Kalau aku harus menyebut satu nama pengarang favorit, sudah pasti jawabannya Ayu Utami. Jika aku ditanya kenapa? Aku akan menjawab karena dia menulis buku seperti seorang guru menjelaskan sesuatu ke muridnya. Bagaimana seorang guru menjelaskan ke muridnya? Guru akan mengambil contoh-contoh sederhana yang mirip cara kerja/sistem/fungsinya dengan hal yang dimaksud. Sebagai contoh, bagaimana anda menjelaskan fungsi lambung untuk mencerna makanan ke anak kecil? Anda cukup mengumpamakan dengan blender. Nah, Ayu Utami ini menjembatani pikiran dia yang bizzare dengan cara perumpamaan itu sehingga kita nyambung dengan apa yang ditulisnya. Bahasannya berat, tapi dia balut ringan, nakal, kritis dan menimbulkan rasa curiga (dan ingin tahu). Ya itu yang kusuka dari Ayu Utami, nggak njlimet, meski penuh negasi dan sering kontradiktif. Yang belakangan itu aku curiga memang harus dimiliki orang-orang postmo.
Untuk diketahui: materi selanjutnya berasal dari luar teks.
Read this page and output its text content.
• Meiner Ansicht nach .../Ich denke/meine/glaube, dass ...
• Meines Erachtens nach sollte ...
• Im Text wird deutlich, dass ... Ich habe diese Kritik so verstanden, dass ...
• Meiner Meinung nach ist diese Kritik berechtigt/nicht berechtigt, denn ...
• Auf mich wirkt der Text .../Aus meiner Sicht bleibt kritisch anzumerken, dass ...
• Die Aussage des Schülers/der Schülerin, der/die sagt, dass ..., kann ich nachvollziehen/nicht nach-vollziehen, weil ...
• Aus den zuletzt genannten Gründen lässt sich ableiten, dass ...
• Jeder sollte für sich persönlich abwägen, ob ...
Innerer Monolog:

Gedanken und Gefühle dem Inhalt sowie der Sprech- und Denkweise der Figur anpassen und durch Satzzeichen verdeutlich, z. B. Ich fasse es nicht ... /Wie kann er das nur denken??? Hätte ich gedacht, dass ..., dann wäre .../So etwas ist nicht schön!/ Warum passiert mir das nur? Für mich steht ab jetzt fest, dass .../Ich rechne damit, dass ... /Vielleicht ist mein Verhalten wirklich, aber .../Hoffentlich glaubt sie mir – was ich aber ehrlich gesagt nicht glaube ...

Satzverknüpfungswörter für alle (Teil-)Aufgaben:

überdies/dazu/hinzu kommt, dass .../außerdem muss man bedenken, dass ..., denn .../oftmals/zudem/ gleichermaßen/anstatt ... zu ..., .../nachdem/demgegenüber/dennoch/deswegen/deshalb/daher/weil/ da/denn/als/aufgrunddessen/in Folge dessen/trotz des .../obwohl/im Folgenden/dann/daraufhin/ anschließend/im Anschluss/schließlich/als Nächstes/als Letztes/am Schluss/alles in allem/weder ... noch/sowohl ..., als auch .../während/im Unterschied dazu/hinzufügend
Jangan mengaku penggemar buku kalau tidak pernah membaca karya Ayu Utami. Aku tidak membaca Harry Potter (karena hidup di Mars selama 15 tahun) atau seri Twilight yang penuh adegan banjir darah dan kekerasan dengan vampir kulit kecoklatan macho dan serigala pucat yang keemasan diterpa sinar matahari. Tidak, aku tidak membaca mereka dan aku tak hafal nama pengarangnya. Tapi kalau kamu tanya siapa pengarang dwilogi Saman/Larung, aku yang akan menjawab pertama kali: namanya Ayu Utami.